Такая перспектива меня не огорчила. Я провела ладонью по его груди:
— Зато нам будет спокойно. Без них всех. Мы будем счастливы.
Рэй не ответил. Так и молчал, прижимая меня к себе, а я видела в этом жесте затаенную угрозу. Будто он просто не хотел мне говорить. Но что говорить? Он был мрачен. А, может, мне так казалось. Теперь я интуитивно пыталась облечь смыслом каждый его жест, каждый взгляд, каждый вздох. Распознать то, что он таит от меня. А может, это были просто мои глупые фантазии.
Лишь выйдя из корвета на парковке собственного дома, я осознала, насколько устала — буквально валилась с ног. От бесконечного монотонного движения, которое сопровождало меня несколько последних часов, шла кругом голова. Рэю пришлось придерживать меня под локототь, а потом и вовсе поднять на руки.
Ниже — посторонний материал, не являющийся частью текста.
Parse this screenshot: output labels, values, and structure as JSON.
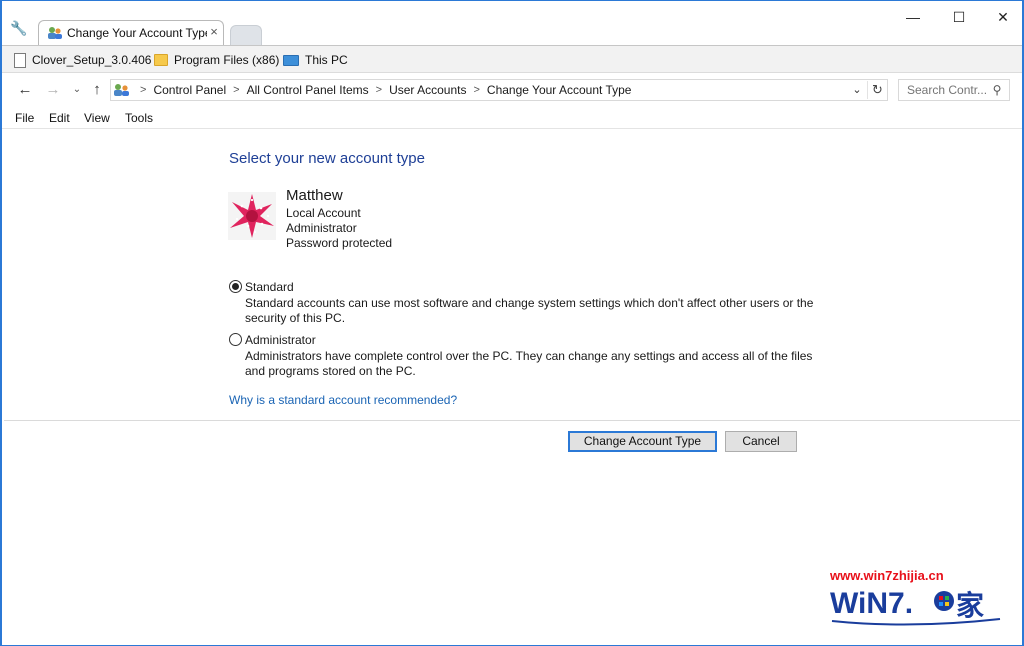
{
  "tab": {
    "title": "Change Your Account Type",
    "close_glyph": "×"
  },
  "window_controls": {
    "minimize": "—",
    "maximize": "☐",
    "close": "✕"
  },
  "bookmarks": [
    {
      "label": "Clover_Setup_3.0.406",
      "icon": "document-icon"
    },
    {
      "label": "Program Files (x86)",
      "icon": "folder-icon"
    },
    {
      "label": "This PC",
      "icon": "computer-icon"
    }
  ],
  "address": {
    "crumbs": [
      "Control Panel",
      "All Control Panel Items",
      "User Accounts",
      "Change Your Account Type"
    ]
  },
  "search": {
    "placeholder": "Search Contr..."
  },
  "menu": [
    "File",
    "Edit",
    "View",
    "Tools"
  ],
  "page": {
    "title": "Select your new account type",
    "user": {
      "name": "Matthew",
      "lines": [
        "Local Account",
        "Administrator",
        "Password protected"
      ]
    },
    "options": [
      {
        "label": "Standard",
        "checked": true,
        "description": "Standard accounts can use most software and change system settings which don't affect other users or the security of this PC."
      },
      {
        "label": "Administrator",
        "checked": false,
        "description": "Administrators have complete control over the PC. They can change any settings and access all of the files and programs stored on the PC."
      }
    ],
    "link": "Why is a standard account recommended?",
    "buttons": {
      "primary": "Change Account Type",
      "cancel": "Cancel"
    }
  },
  "watermark": {
    "url": "www.win7zhijia.cn",
    "logo_text": "WiN7.",
    "logo_char": "家"
  },
  "colors": {
    "accent": "#2b79d6",
    "title_blue": "#1e3f96",
    "link_blue": "#1a64b4",
    "watermark_red": "#e8101a"
  }
}
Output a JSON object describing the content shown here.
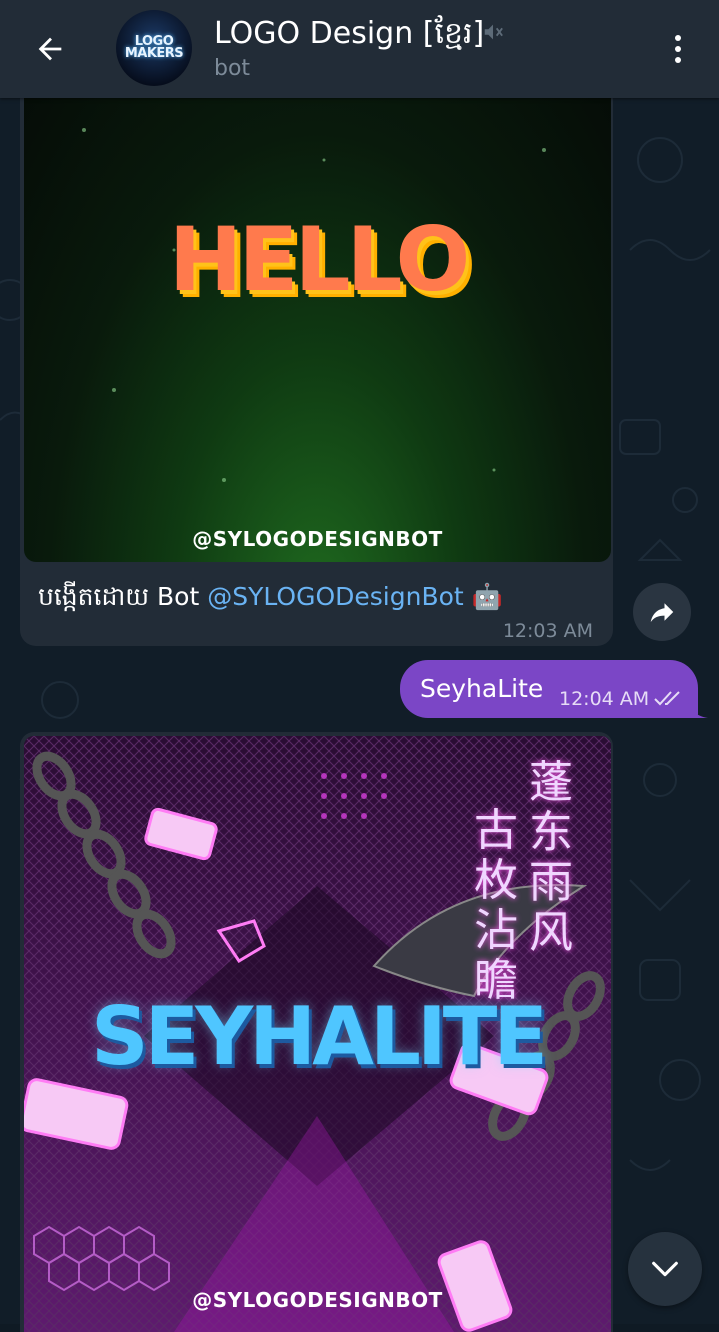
{
  "header": {
    "title": "LOGO Design [ខ្មែរ]",
    "subtitle": "bot",
    "avatar_text_line1": "LOGO",
    "avatar_text_line2": "MAKERS"
  },
  "messages": [
    {
      "direction": "incoming",
      "image_text": "HELLO",
      "image_watermark": "@SYLOGODESIGNBOT",
      "caption_prefix": "បង្កើតដោយ Bot ",
      "caption_link": "@SYLOGODesignBot",
      "caption_emoji": "🤖",
      "time": "12:03 AM"
    },
    {
      "direction": "outgoing",
      "text": "SeyhaLite",
      "time": "12:04 AM",
      "status": "read"
    },
    {
      "direction": "incoming",
      "image_text": "SEYHALITE",
      "image_watermark": "@SYLOGODESIGNBOT",
      "image_cjk_col1": "蓬东雨风",
      "image_cjk_col2": "古枚沾瞻"
    }
  ],
  "colors": {
    "header_bg": "#222c37",
    "incoming_bubble": "#222c37",
    "outgoing_bubble": "#7b46c6",
    "link": "#6ab3f3",
    "muted_text": "#7d8b99"
  },
  "icons": [
    "back-arrow-icon",
    "mute-icon",
    "more-vert-icon",
    "forward-icon",
    "double-check-icon",
    "scroll-down-icon"
  ]
}
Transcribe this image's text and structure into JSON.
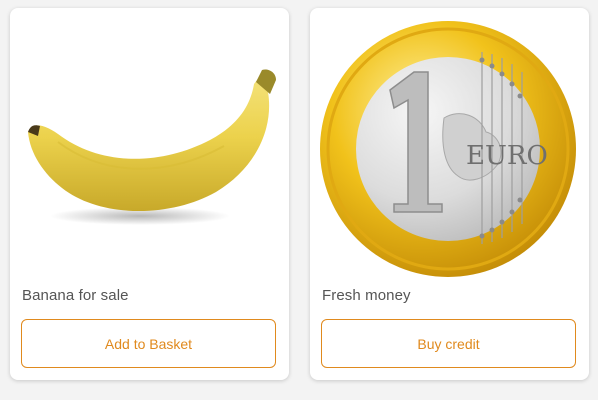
{
  "products": [
    {
      "caption": "Banana for sale",
      "button_label": "Add to Basket",
      "image": "banana"
    },
    {
      "caption": "Fresh money",
      "button_label": "Buy credit",
      "image": "one-euro-coin",
      "coin_text": "EURO",
      "coin_value": "1"
    }
  ],
  "colors": {
    "accent": "#e08a1e",
    "caption_text": "#555555",
    "card_background": "#ffffff",
    "page_background": "#f3f3f3"
  }
}
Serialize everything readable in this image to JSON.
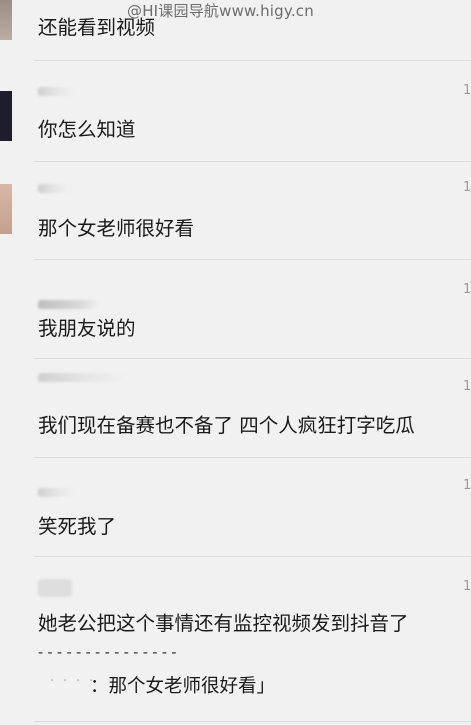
{
  "watermark": "@HI课园导航www.higy.cn",
  "colors": {
    "background": "#f1f1f1",
    "text": "#1a1a1a",
    "divider": "#dcdcdc",
    "timestamp": "#9a9a9a"
  },
  "comments": [
    {
      "text": "还能看到视频",
      "time": ""
    },
    {
      "text": "你怎么知道",
      "time": "1"
    },
    {
      "text": "那个女老师很好看",
      "time": "1"
    },
    {
      "text": "我朋友说的",
      "time": "1"
    },
    {
      "text": "我们现在备赛也不备了 四个人疯狂打字吃瓜",
      "time": "1"
    },
    {
      "text": "笑死我了",
      "time": "1"
    },
    {
      "text": "她老公把这个事情还有监控视频发到抖音了",
      "time": "1",
      "quote_separator": "---------------",
      "quote_text": "：那个女老师很好看」"
    }
  ]
}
Я будто разом обессилела, размякла. Словно сквозь теплое марево видела, как суетился Брастин. Но я наслаждалась этой суетой вокруг.
Меня уложили на кровать, позвали медика. Я смотрела на широкие лица вальдорок, которые копошились вокруг, и понимала, что очень-очень давно не видела Индат. Будто в прошлой жизни. Но самым страшным было осознание, что сейчас, в эту минуту, я не хочу ее видеть, будто она была здесь лишней. Меня устроили слова, что с ней все в порядке. Я верила им.
Смешной квадратный медик бесконечно улыбался, и это зрелище вызывало во мне ответную улыбку. Даже стоящий рядом Рэй не удержался. Я поймала себя на мысли, что до сих пор так и не знаю имени этого несуразного человека, который суетливо сновал вокруг своей пищащей медицинской тележки. Он спрашивал, заглядывал в глаза, лепил датчики, что-то мурлыкал себе под нос, удовлетворенно кивал. Наконец, он оторвался от приборов, посмотрел на Рэя и учтиво поклонился:
— Позвольте поздравить вас, мой господин — госпожа беременна. И совершенно здорова.
73
Ночи будто не было вовсе. Я словно на мгновение закрыла глаза вечером, обессилевшая, сраженная нежданной новостью, и открыла утром, когда уже рассвело. Я смотрела в знакомый потолок, вдыхала знакомые запахи, слушала знакомую тишину, которая тоже была своеобразным звуком, свойственным этому месту. А все, что было до вчерашнего вечера… будто размазали мокрой губкой крашеную картинку. Цвета поблекли, контуры поплыли. Она стала нереальной, невнятной. И лишь красное пятно на моей руке напоминало о том, что мне не привиделось.
Но теперь все было по-другому. И я была какой-то другой, будто бурлили в венах крошечные пузырьки. Совсем другой. Я чувствовала себя осязаемой, существующей, весомой. Не легкой трепещущей тенью, как было прежде. Я положила руку на плоский живот, будто надеялась что-то почувствовать. И, казалось, чувствовала. Силу. Эта крошечная жизнь придавала сил, и я понимала, что теперь все будет иначе, я больше не запуганная девчонка с Альгрона-С. И не так уж важно, какое наказание Рэю измыслит Император. Я точно знаю, что можно жить и вдали от Сердца Империи. Может, только там и можно по-настоящему жить. Но все равно терзало беспокойство — казалось, он о чем-то умалчивал.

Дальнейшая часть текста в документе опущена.